Nov 05

Chronique d’une expulsion

Publié par La Chaco, Comité pour les droits humains en Amérique latine (CDHAL), le 5 novembre 2025

*Cet article a été écrit après l’expulsion illégale d’une habitante de la vallée d’Uspallata (Argentine) afin de mettre en place le projet minier San Jorge : la police a agi sous les ordres du gouvernement provincial d’Alfredo Cornejo, qui réprime systématiquement les protestations civiles.

 

31 octobre 2025, matin calme et chaud à Mauelturata, dans la vallée d’Uspallata. Rien ne laissait présager qu’en plus de la baisse du zonda (vent chaud), une autre tragédie (une de plus parmi tant d’autres!) allait se produire dans la vie de quelqu’un.

Vers l’horizon au Sud, on entendait le bruit d’un vieux camion, d’un bulldozer et de plusieurs véhicules de la police et du GUM. Ils sont arrivés au km 5, la voix d’unofficier a retenti comme un coup de feu. Il brandissait d’une main, dans l’air lourd du matin, un papier : « Au nom de la loi, je viens vous expulser de cette propriété privée. » Des images me sont venues à l’esprit : Colomb descendant de son navire, brandissant d’une main la Bible, et de l’autre un drapeau des Rois Catholiques : « Je prends possession de ces terres au nom de Dieu et des Rois d’Espagne! » Quelle exagération, me suis-je dit, imagine que ce soit la même chose qui se produise ici!

La voisine, chanteuse, artisane et militante pour la vie, crie à l’aide. Certains d’entre nous l’ont entendue et sommes allés dans sa direction… oui, cela ressemblait à quelque chose de démesuré : à un débarquement d’envahisseurs invoquant je ne sais quelles lois, quels juges et procureurs contre une femme, pauvre et retraitée, et tout ça « en défense de la propriété privée »!

Alors je me suis dit : « Qui prive qui? À qui appartient la terre? À ceux qui la travaillent? » Mais les entrepreneurs la font travailler jusqu’à ce qu’elle s’épuise, au même titre que ses travailleurs. « Ou bien la terre appartient à ceux qui, en y plongeant leurs racines et en construisant en harmonie avec la nature, donnent un sens à la vie? »

Dans ce petit coin d’Abya Yala (que les colonisateurs de tous les temps gardent l’ignominie du nom des génocidaires!), nous avons une très longue histoire d’expropriation par feu et par sang. Le génocide et l’ethnocide d’il y a 533 ans ont un rapport étroit avec l’expulsion d’une militante pour l’eau de son petit bout de terre.
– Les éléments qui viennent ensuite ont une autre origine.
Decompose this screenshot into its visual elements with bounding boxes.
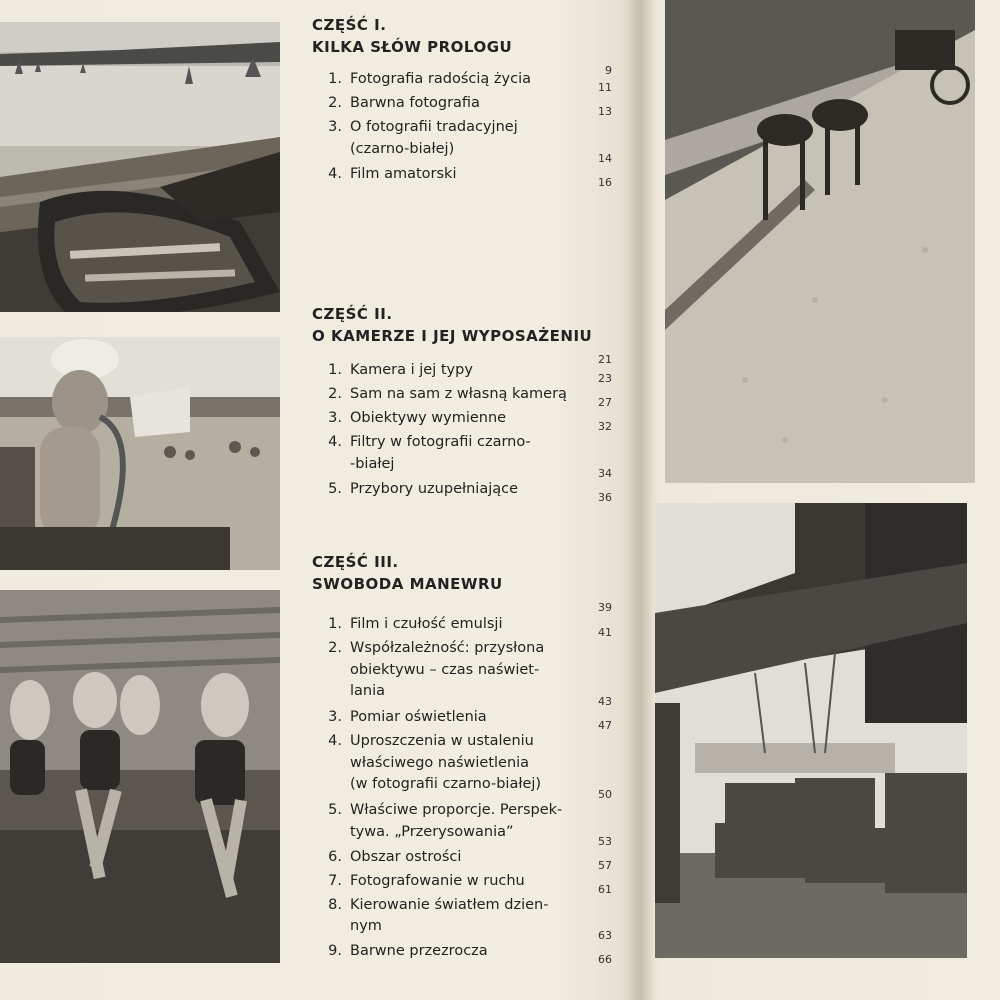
entry-title: Barwne przezrocza: [350, 943, 488, 959]
entry-number: 4.: [328, 434, 342, 450]
entry-page-number: 53: [598, 834, 612, 848]
section-heading: [312, 14, 512, 58]
toc-entry[interactable]: [320, 895, 588, 938]
entry-title: Obszar ostrości: [350, 848, 462, 865]
entry-number: 2.: [328, 95, 342, 111]
table-of-contents: [300, 0, 630, 1000]
photo-horse-carriage: [665, 0, 975, 483]
entry-number: 2.: [328, 386, 342, 402]
entry-page-number: 41: [598, 626, 612, 639]
toc-entry[interactable]: [320, 871, 588, 893]
entry-number: 5.: [328, 480, 342, 497]
section-title: O KAMERZE I JEJ WYPOSAŻENIU: [312, 327, 593, 345]
entry-number: 1.: [328, 362, 342, 378]
entry-title: Film i czułość emulsji: [350, 616, 503, 632]
entry-page-number: 13: [598, 105, 612, 118]
entry-number: 1.: [328, 71, 342, 87]
entry-page-number: 36: [598, 490, 612, 504]
entry-page-number: 63: [598, 929, 612, 942]
entry-page-number: 50: [598, 788, 612, 801]
entry-page-number: 32: [598, 420, 612, 433]
entry-title: Film amatorski: [350, 165, 457, 182]
entry-number: 3.: [328, 410, 342, 426]
entry-title: O fotografii tradacyjnej (czarno-białej): [350, 119, 518, 157]
entry-page-number: 66: [598, 953, 612, 966]
entry-title: Barwna fotografia: [350, 95, 480, 111]
entry-page-number: 43: [598, 695, 612, 708]
section-title: KILKA SŁÓW PROLOGU: [312, 38, 513, 56]
entry-title: Obiektywy wymienne: [350, 410, 507, 426]
entry-title: Współzależność: przysłona obiektywu – czas naświet- lania: [350, 640, 545, 699]
entry-number: 9.: [328, 943, 342, 959]
entry-number: 3.: [328, 709, 342, 725]
toc-entry[interactable]: [320, 479, 588, 501]
entry-page-number: 61: [598, 882, 612, 896]
entry-title: Sam na sam z własną kamerą: [350, 386, 567, 402]
toc-entry[interactable]: [320, 941, 588, 963]
entry-number: 4.: [328, 733, 342, 749]
toc-entry[interactable]: [320, 638, 588, 703]
entry-page-number: 16: [598, 175, 612, 189]
section-page-number: 9: [605, 64, 612, 77]
section-heading: [312, 303, 592, 347]
toc-entry[interactable]: [320, 164, 588, 186]
entry-number: 2.: [328, 640, 342, 656]
entry-page-number: 23: [598, 372, 612, 385]
entry-number: 6.: [328, 848, 342, 865]
section-label: CZĘŚĆ I.: [312, 16, 387, 34]
toc-entry[interactable]: [320, 707, 588, 729]
entry-title: Fotografowanie w ruchu: [350, 872, 525, 889]
section-label: CZĘŚĆ II.: [312, 305, 393, 323]
entry-number: 8.: [328, 896, 342, 913]
section-title: SWOBODA MANEWRU: [312, 575, 503, 593]
entry-title: Pomiar oświetlenia: [350, 709, 487, 725]
entry-page-number: 57: [598, 858, 612, 872]
entry-title: Przybory uzupełniające: [350, 480, 519, 497]
entry-title: Kierowanie światłem dzien- nym: [350, 896, 549, 934]
toc-entry[interactable]: [320, 360, 588, 382]
toc-entry[interactable]: [320, 69, 588, 91]
toc-entry[interactable]: [320, 614, 588, 636]
entry-page-number: 47: [598, 719, 612, 732]
entry-page-number: 11: [598, 81, 612, 94]
section-page-number: 39: [598, 601, 612, 614]
entry-title: Właściwe proporcje. Perspek- tywa. „Przerysowania”: [350, 802, 563, 840]
entry-title: Filtry w fotografii czarno- -białej: [350, 434, 531, 472]
section-heading: [312, 551, 503, 595]
photo-boats-lake: [0, 22, 280, 312]
entry-title: Uproszczenia w ustaleniu właściwego naświetlenia (w fotografii czarno-białej): [350, 733, 542, 792]
photo-children-running: [0, 590, 280, 963]
toc-entry[interactable]: [320, 384, 588, 406]
toc-entry[interactable]: [320, 432, 588, 475]
toc-entry[interactable]: [320, 408, 588, 430]
entry-page-number: 34: [598, 466, 612, 480]
entry-number: 7.: [328, 872, 342, 889]
book-gutter: [628, 0, 654, 1000]
toc-entry[interactable]: [320, 117, 588, 160]
photo-port-crane: [655, 503, 967, 958]
entry-title: Fotografia radością życia: [350, 71, 531, 87]
entry-number: 5.: [328, 802, 342, 818]
section-label: CZĘŚĆ III.: [312, 553, 399, 571]
entry-page-number: 27: [598, 396, 612, 409]
entry-title: Kamera i jej typy: [350, 362, 473, 378]
photo-child-beach: [0, 337, 280, 570]
entry-number: 4.: [328, 165, 342, 182]
toc-entry[interactable]: [320, 800, 588, 843]
toc-entry[interactable]: [320, 847, 588, 869]
entry-page-number: 14: [598, 151, 612, 165]
section-page-number: 21: [598, 353, 612, 366]
entry-number: 3.: [328, 119, 342, 135]
toc-entry[interactable]: [320, 93, 588, 115]
toc-entry[interactable]: [320, 731, 588, 796]
entry-number: 1.: [328, 616, 342, 632]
Aucun entrepreneur, aucun puissant ne se voit retirer les milliers d’hectares qu’il s’approprie injustement par différents moyens, toujours bien sûr avec la protection et le consentement du pouvoir politique en place. Il en est ainsi depuis le colonialisme : pour les amis du pouvoir, tout est à disposition (la marchandisation de la terre, de l’eau, de toute la nature) ; pour les peuples, les matraques, les gaz lacrymogènes et la pauvreté. 

Voilà comment 1 % des plus riches du monde profitent des trésors qu’ils extraient de la terre, au détriment des 99 % restants.

Dans un pays où le taux d’occupation de la population est infiniment faible par rapport à la superficie du territoire, la cupidité du pouvoir économique et politique aggrave les inégalités. Des millions de personnes vivent sous le seuil de pauvreté – voire d’indigence -, entassées dans des cabanes, sans services, dépouillées de toute dignité ; et les non-visibles ou invisibles, les peuples ancestraux, les Autochtones expulsés de leurs territoires, nous montrent en temps réel le visage pervers et génocidaire du capitalisme. 

Voilà tout ce qu’a signifié l’expulsion d’une femme, pauvre et retraitée : le mépris de la vie dans son ensemble. Voilà pourquoi cela a à voir avec la défense du territoire, des montagnes, des glaciers et de l’eau…

Ce système sanguinaire arrive toujours en brandissant un papier signé par on ne sait quel juge ou quel procureur, au nom de la « propriété privée sacrée ».